Me llama la atención una iniciativa presentada por ARENA para fiscalizar los fondos que se otorgan del Presupuesto General de la Nación a las ONG. Una práctica que ya se ha hecho por años, pero que hasta ahora se le ha prestado atención al despilfarro que significa darle dinero a estas organizaciones.

Y vamos primero con el hecho de que ya existe una legislación para auditar los fondos públicos, de que es la obligación de las entidades estatales auditar esto.

A la Asamblea Legislativa le compete distribuir fondos a verdaderas ONG cuya labor social sea comprobada y no pertenezca a afiliaciones partidarias, como ya se descubrió con muchas de ellas.

Luego que un diputado forme parte de una de estas ONG debería ser un criterio para apartarla de la erogación de estos fondos, por el claro conflicto de interés que existe. ¡Se ve mal, señores diputados!

Segundo, la Corte de Cuentas de la República. ¿Acaso no debe auditar cada centavo del erario público? ¿No es su obligación pedir cuentas de los que se invierte cuando son fondos provenientes del Estado?

¿Por qué hasta hoy el interés por este tema? ¿Acaso la campaña electoral ya prevalece sobre la legislación necesaria e importante? El artículo 195 de la Constitución de la República ya contempla la fiscalización de fondos públicos, independientemente hacia que institución u ONG vaya dirigida.

Legislar por legislar, una práctica que se acrecentará a medida nos acerquemos a la campaña política.

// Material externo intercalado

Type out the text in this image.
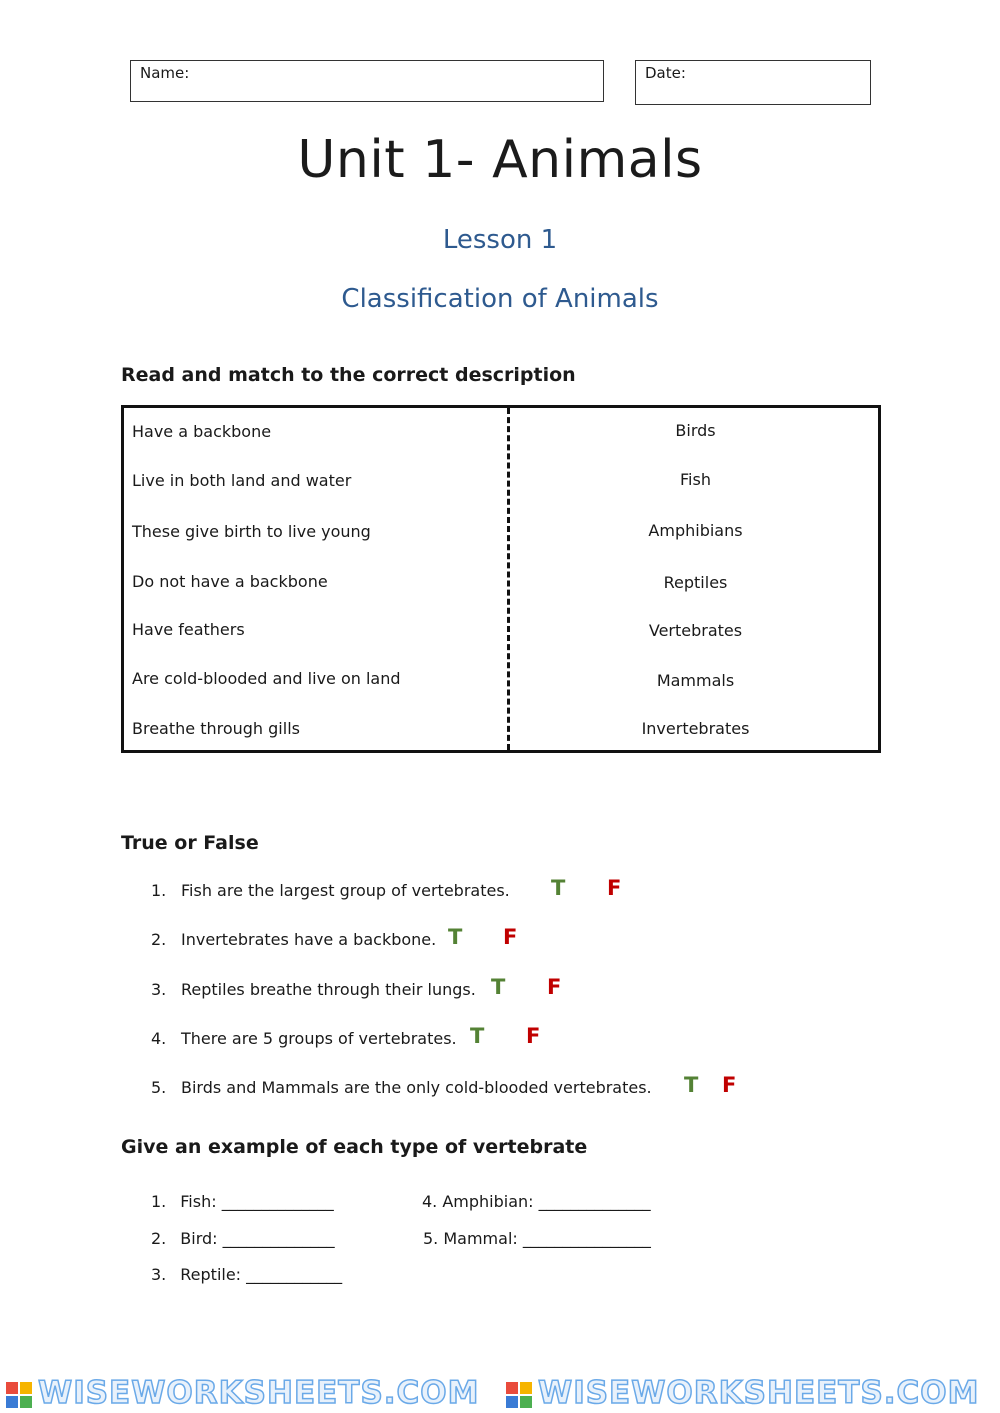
Name:	Date:
Unit 1- Animals
Lesson 1
Classification of Animals
Read and match to the correct description
Have a backbone
Live in both land and water
These give birth to live young
Do not have a backbone
Have feathers
Are cold-blooded and live on land
Breathe through gills
Birds
Fish
Amphibians
Reptiles
Vertebrates
Mammals
Invertebrates
True or False
1. Fish are the largest group of vertebrates. T F
2. Invertebrates have a backbone. T F
3. Reptiles breathe through their lungs. T F
4. There are 5 groups of vertebrates. T F
5. Birds and Mammals are the only cold-blooded vertebrates. T F
Give an example of each type of vertebrate
1. Fish: ______________
2. Bird: ______________
3. Reptile: ____________
4. Amphibian: ______________
5. Mammal: ________________
WISEWORKSHEETS.COM WISEWORKSHEETS.COM
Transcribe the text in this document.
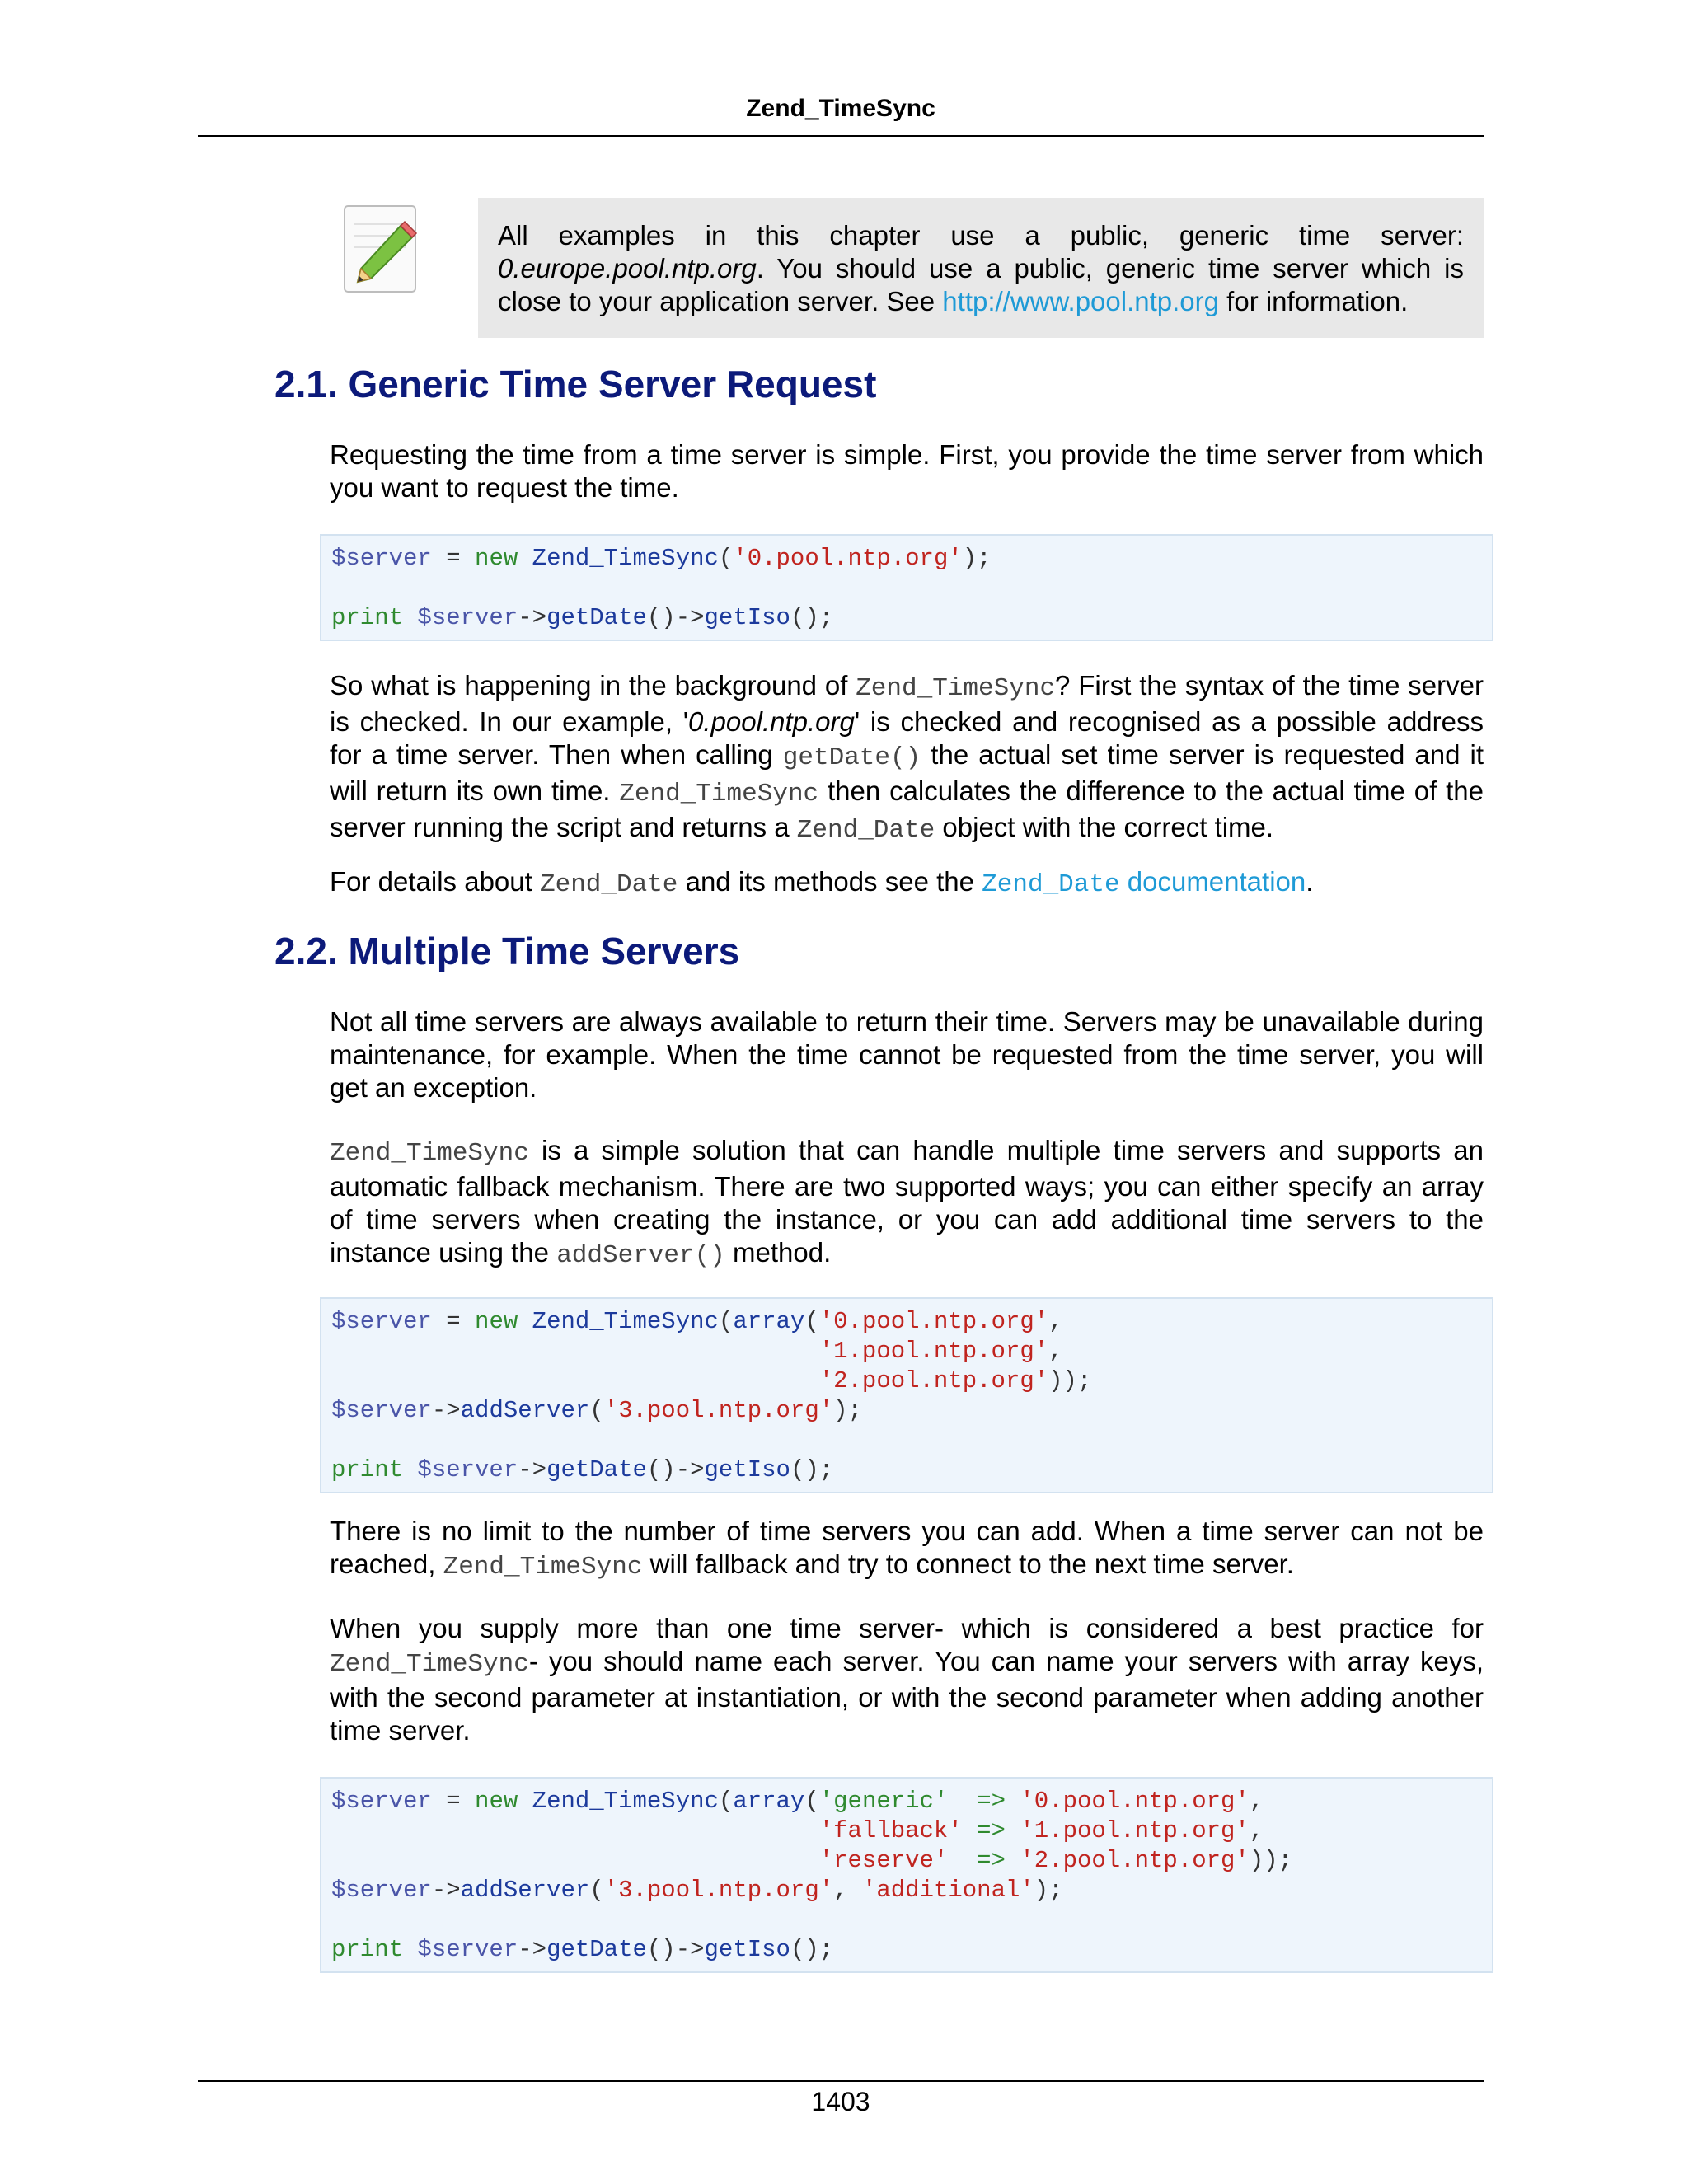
Zend_TimeSync
All examples in this chapter use a public, generic time server: 0.europe.pool.ntp.org. You should use a public, generic time server which is close to your application server. See http://www.pool.ntp.org for information.
2.1. Generic Time Server Request

Requesting the time from a time server is simple. First, you provide the time server from which you want to request the time.

$server = new Zend_TimeSync('0.pool.ntp.org');
print $server->getDate()->getIso();

So what is happening in the background of Zend_TimeSync? First the syntax of the time server is checked. In our example, '0.pool.ntp.org' is checked and recognised as a possible address for a time server. Then when calling getDate() the actual set time server is requested and it will return its own time. Zend_TimeSync then calculates the difference to the actual time of the server running the script and returns a Zend_Date object with the correct time.

For details about Zend_Date and its methods see the Zend_Date documentation.

2.2. Multiple Time Servers

Not all time servers are always available to return their time. Servers may be unavailable during maintenance, for example. When the time cannot be requested from the time server, you will get an exception.

Zend_TimeSync is a simple solution that can handle multiple time servers and supports an automatic fallback mechanism. There are two supported ways; you can either specify an array of time servers when creating the instance, or you can add additional time servers to the instance using the addServer() method.

$server = new Zend_TimeSync(array('0.pool.ntp.org',
'1.pool.ntp.org',
'2.pool.ntp.org'));
$server->addServer('3.pool.ntp.org');
print $server->getDate()->getIso();

There is no limit to the number of time servers you can add. When a time server can not be reached, Zend_TimeSync will fallback and try to connect to the next time server.

When you supply more than one time server- which is considered a best practice for Zend_TimeSync- you should name each server. You can name your servers with array keys, with the second parameter at instantiation, or with the second parameter when adding another time server.

$server = new Zend_TimeSync(array('generic' => '0.pool.ntp.org',
'fallback' => '1.pool.ntp.org',
'reserve' => '2.pool.ntp.org'));
$server->addServer('3.pool.ntp.org', 'additional');
print $server->getDate()->getIso();
1403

Sin duda alguna el país necesita en este momento legislación para sacarnos del hoyo financiero en el que estamos, no crear normativa que ya la estipula nuestra Carta Magna.

A lo mejor una pequeña ojeada de la Constitución no le caería mal a muchos de nuestros legisladores, antes de llevar iniciativas ya existentes o de tratar de legislar lo legislado. Les dejo la tarea.